2011 "The language of poetry is allusion, of painting in words to try to open the gap to that part of the mind, the part in which feeling and knowing really resides. This is also the stock-in-trade of abstract painting, and in the hands of an artist like Samuel Walsh, as demonstrated in the panoply of this body of work, it is gloriously, and fascinatingly realised". Gemma Tipton, 'In another language', The Coercion of Substance, VISUAL, Carlow.

2011 "Everything in these chimeric images, created over the past four years, some of them while he was a resident at the famous Albers Foundation in New York, is about the subtle glimpses of things known and understood or seen and not understood but full of potential, if we, as responsible viewers, are wise enough to respond to the invitation they offer". Catherine Marshall, Irish Arts Review, Vol 28. No 3, Autumn.

2014 "Sam Walsh has spent four decades looking at the everyday and inventing a language in painting that represents what he sees, primarily in terms of emotional intelligence". Oliver Sears, 'Glance' (catalogue), Oliver Sears Gallery, Dublin.

2014 "His presence in the Irish art world has been a strong one, not only for the integrity of his creative work but also for his active participation in such organisations as the AAI, as a Toscaire in Aosdána, his support for the National Collection of Contemporary Drawing at the Limerick City Gallery, his early participation in EV+A, and his perceptive and courageous critical writing,...." "Always a talented draughtsman, Walsh was challenged to use drawing to define the intangible - the space that flows freely between physical objects in the world whether moving or static." Catherine Marshall, 'Art and Architecture in Ireland', (Volume V, 20th century Art & Artists), Royal Irish Academy/Yale University Press.

2017 'It's animated. It's not like looking at a landscape. Your eye is moving around the whole time. It's like a rhythm to the foot. It's complex, it's layered, it's full of energy and it's very exciting to look at'. Patrick T Murphy describing the work of Samuel Walsh at the presentation of the Savills Art Prize to the artist at the VUE Contemporary Art Fair, Dublin.

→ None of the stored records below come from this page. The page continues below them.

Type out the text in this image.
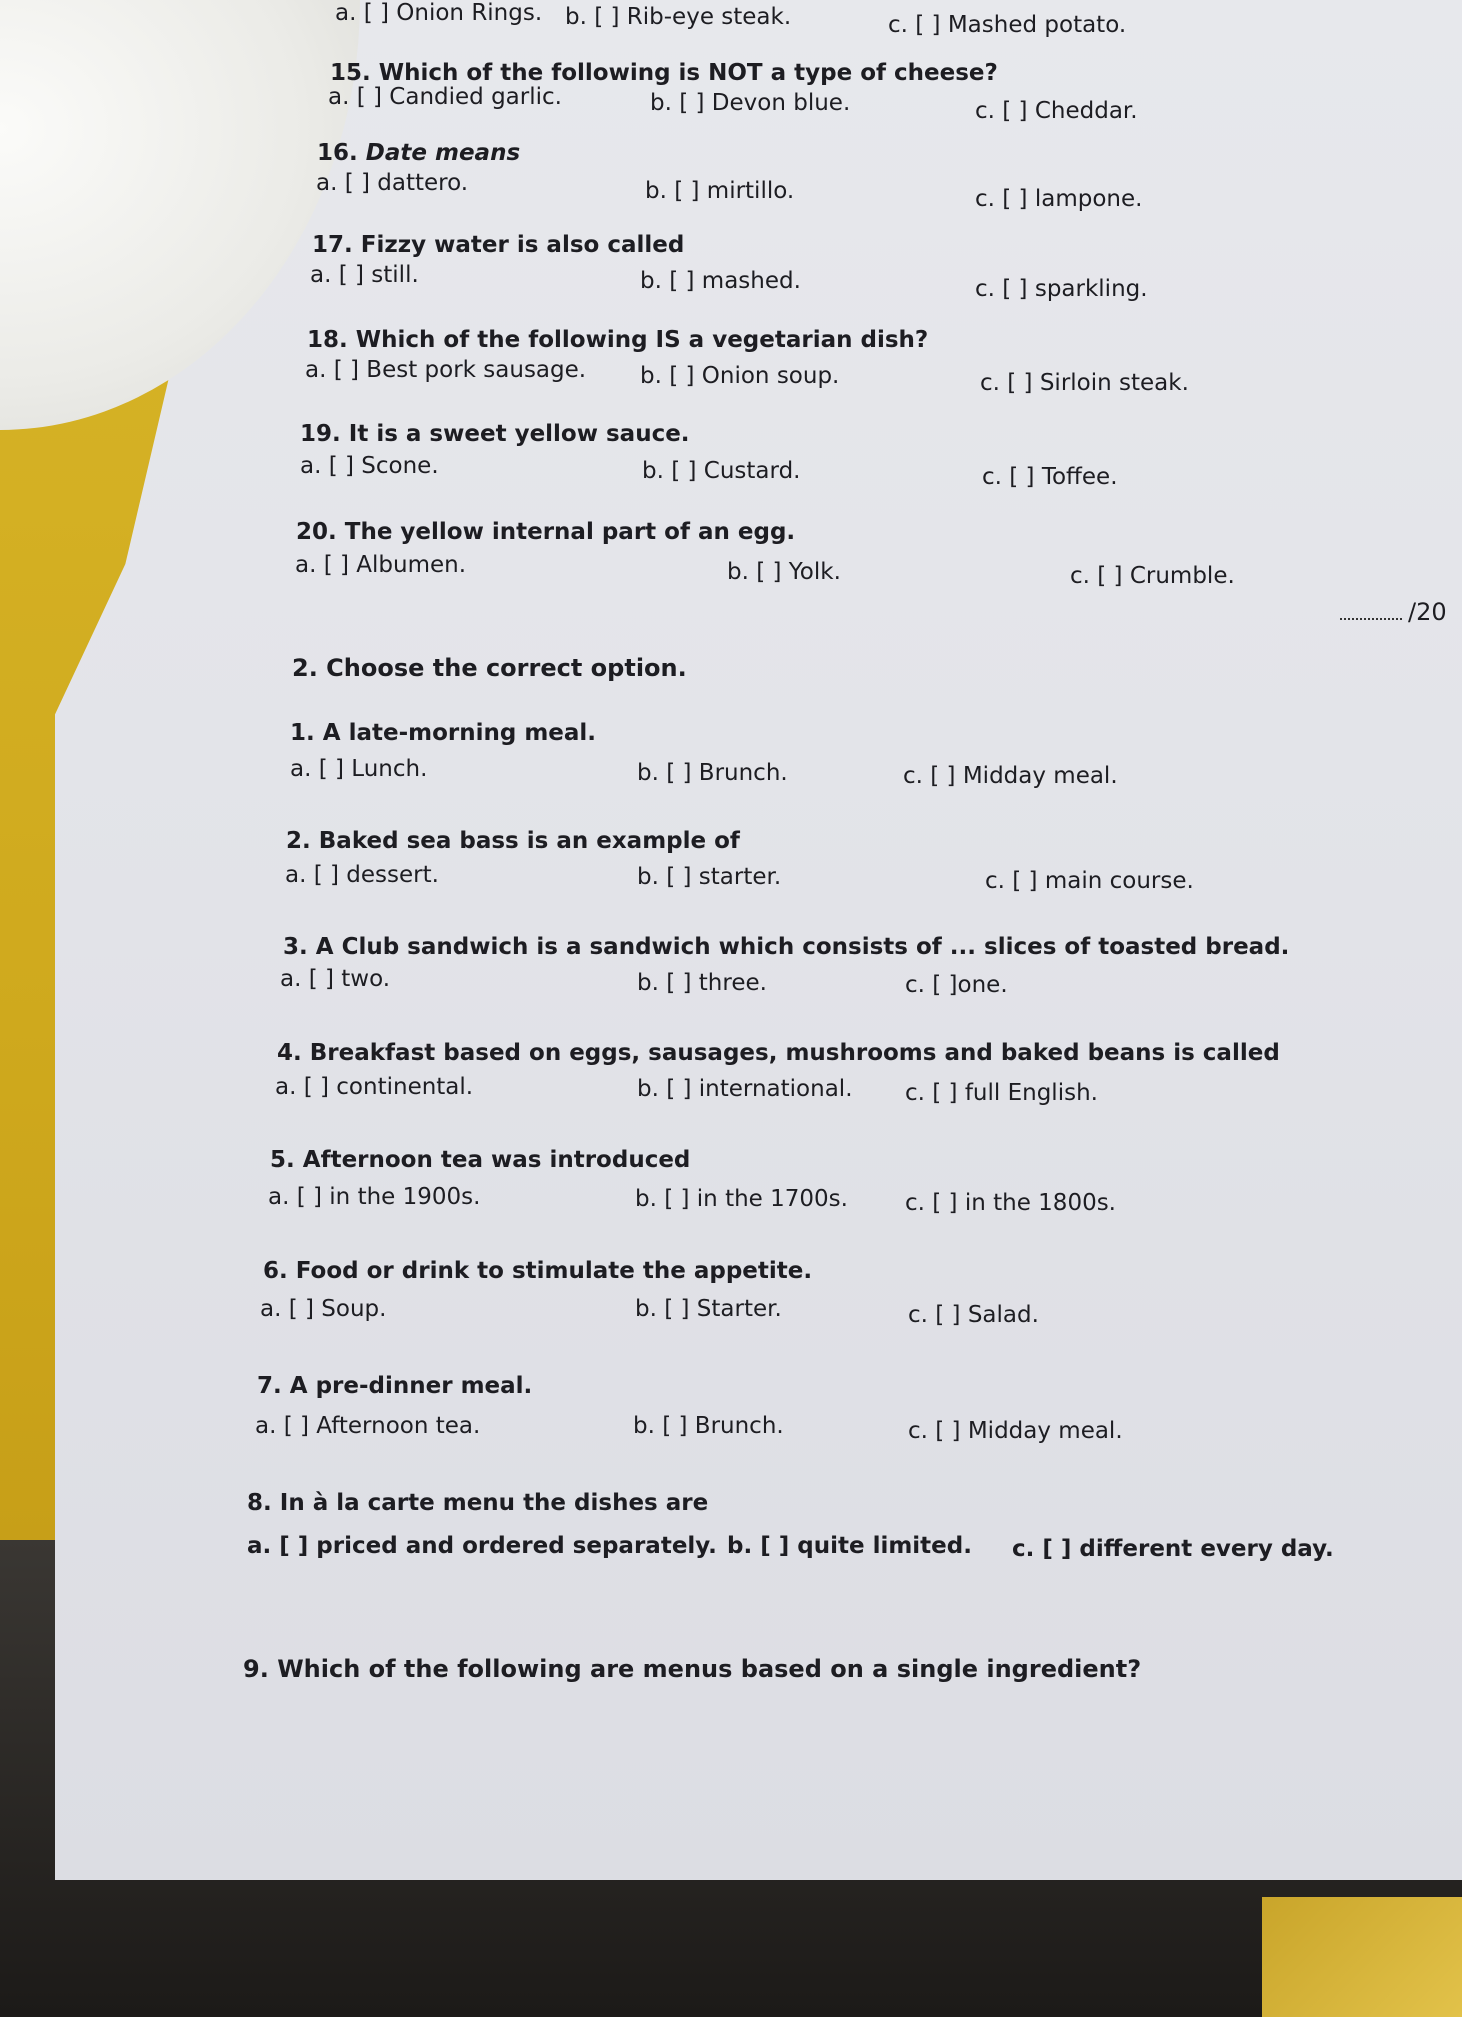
a. [ ] Onion Rings. b. [ ] Rib-eye steak.	c. [ ] Mashed potato.
15. Which of the following is NOT a type of cheese?
a. [ ] Candied garlic.	b. [ ] Devon blue.	c. [ ] Cheddar.
16. Date means
a. [ ] dattero.	b. [ ] mirtillo.	c. [ ] lampone.
17. Fizzy water is also called
a. [ ] still.	b. [ ] mashed.	c. [ ] sparkling.
18. Which of the following IS a vegetarian dish?
a. [ ] Best pork sausage. b. [ ] Onion soup.	c. [ ] Sirloin steak.
19. It is a sweet yellow sauce.
a. [ ] Scone.	b. [ ] Custard.	c. [ ] Toffee.
20. The yellow internal part of an egg.
a. [ ] Albumen.	b. [ ] Yolk.	c. [ ] Crumble.
/20
2. Choose the correct option.
1. A late-morning meal.
a. [ ] Lunch.	b. [ ] Brunch.	c. [ ] Midday meal.
2. Baked sea bass is an example of
a. [ ] dessert.	b. [ ] starter.	c. [ ] main course.
3. A Club sandwich is a sandwich which consists of ... slices of toasted bread.
a. [ ] two.	b. [ ] three.	c. [ ]one.
4. Breakfast based on eggs, sausages, mushrooms and baked beans is called
a. [ ] continental.	b. [ ] international. c. [ ] full English.
5. Afternoon tea was introduced
a. [ ] in the 1900s.	b. [ ] in the 1700s. c. [ ] in the 1800s.
6. Food or drink to stimulate the appetite.
a. [ ] Soup.	b. [ ] Starter.	c. [ ] Salad.
7. A pre-dinner meal.
a. [ ] Afternoon tea.	b. [ ] Brunch.	c. [ ] Midday meal.
8. In à la carte menu the dishes are
a. [ ] priced and ordered separately. b. [ ] quite limited. c. [ ] different every day.
9. Which of the following are menus based on a single ingredient?
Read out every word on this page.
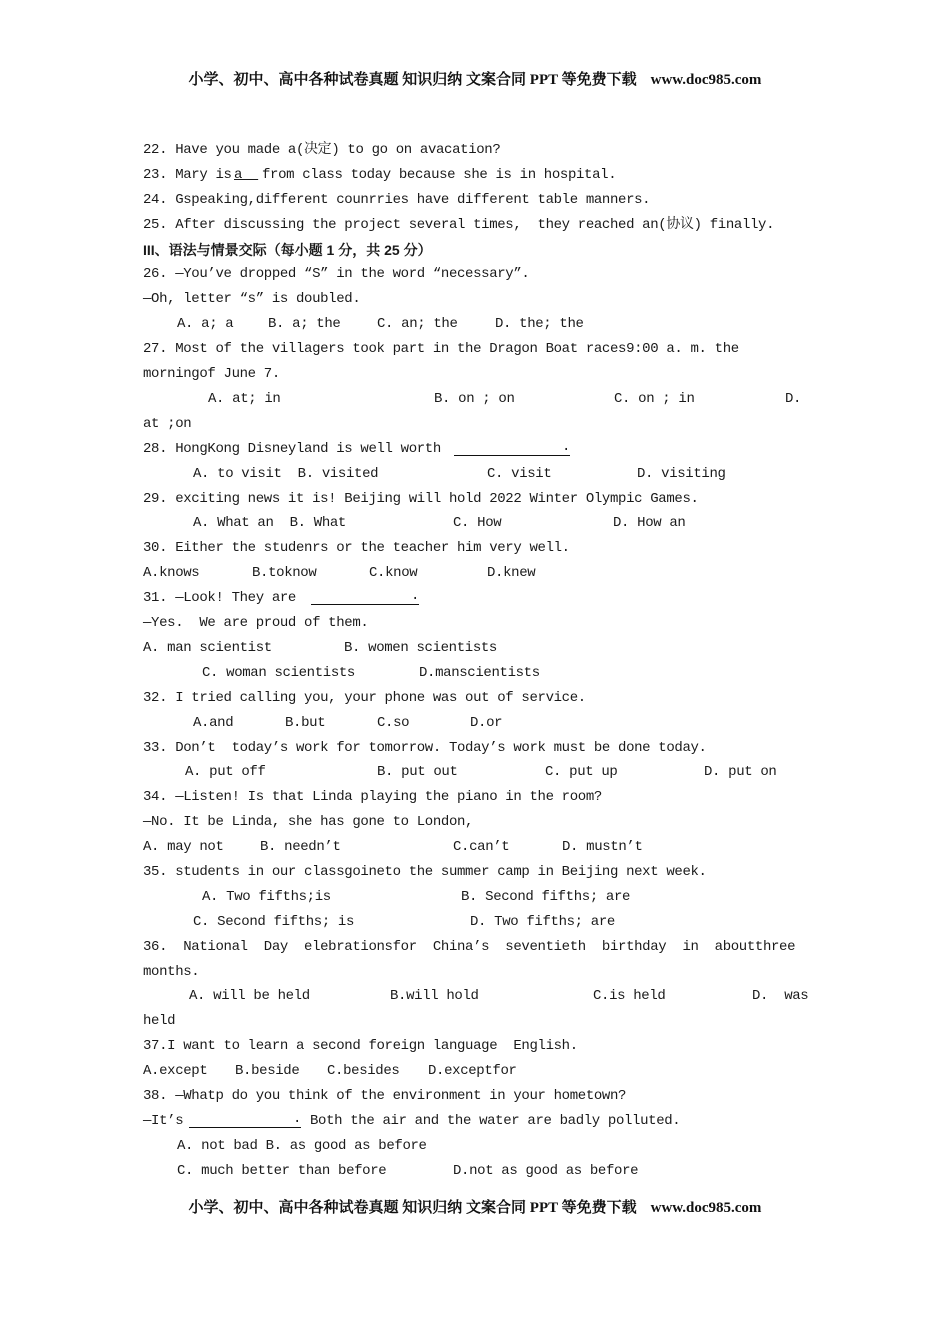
小学、初中、高中各种试卷真题 知识归纳 文案合同 PPT 等免费下载 www.doc985.com
22. Have you made a(决定) to go on avacation?
23. Mary is a from class today because she is in hospital.
24. Gspeaking,different counrries have different table manners.
25. After discussing the project several times,  they reached an(协议) finally.
III、语法与情景交际（每小题 1 分，共 25 分）
26. —You’ve dropped “S” in the word “necessary”.
—Oh, letter “s” is doubled.
A. a; a B. a; the	C. an; the	D. the; the
27. Most of the villagers took part in the Dragon Boat races9:00 a. m. the
morningof June 7.
A. at; in	B. on ; on	C. on ; in	D.
at ;on
28. HongKong Disneyland is well worth	.
A. to visit  B. visited	C. visit	D. visiting
29. exciting news it is! Beijing will hold 2022 Winter Olympic Games.
A. What an  B. What	C. How	D. How an
30. Either the studenrs or the teacher him very well.
A.knows	B.toknow	C.know	D.knew
31. —Look! They are	.
—Yes.  We are proud of them.
A. man scientist	B. women scientists
C. woman scientists	D.manscientists
32. I tried calling you, your phone was out of service.
A.and	B.but	C.so	D.or
33. Don’t  today’s work for tomorrow. Today’s work must be done today.
A. put off	B. put out	C. put up	D. put on
34. —Listen! Is that Linda playing the piano in the room?
—No. It be Linda, she has gone to London,
A. may not	B. needn’t	C.can’t	D. mustn’t
35. students in our classgoineto the summer camp in Beijing next week.
A. Two fifths;is	B. Second fifths; are
C. Second fifths; is	D. Two fifths; are
36.  National  Day  elebrationsfor  China’s  seventieth  birthday  in  aboutthree
months.
A. will be held	B.will hold	C.is held	D.  was
held
37.I want to learn a second foreign language  English.
A.except B.beside C.besides D.exceptfor
38. —Whatp do you think of the environment in your hometown?
—It’s	. Both the air and the water are badly polluted.
A. not bad B. as good as before
C. much better than before	D.not as good as before
小学、初中、高中各种试卷真题 知识归纳 文案合同 PPT 等免费下载 www.doc985.com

2022  'Twenty one paintings and eleven drawings relate to the characters and the places of Homer's epic tale. Walsh's abstraction is calculated compositionally and tonally to evoke the atmospherte of the story, never to illustrate it. The exhibition also underscores the strength of abstraction as a strategy for encounter in an age of images where fixity and its subsequent polemics seem to be the order of the day.' Patrick T Murphy, Director, 'Odyssey' (catalogue), RHA Gallagher Gallery, Dublin.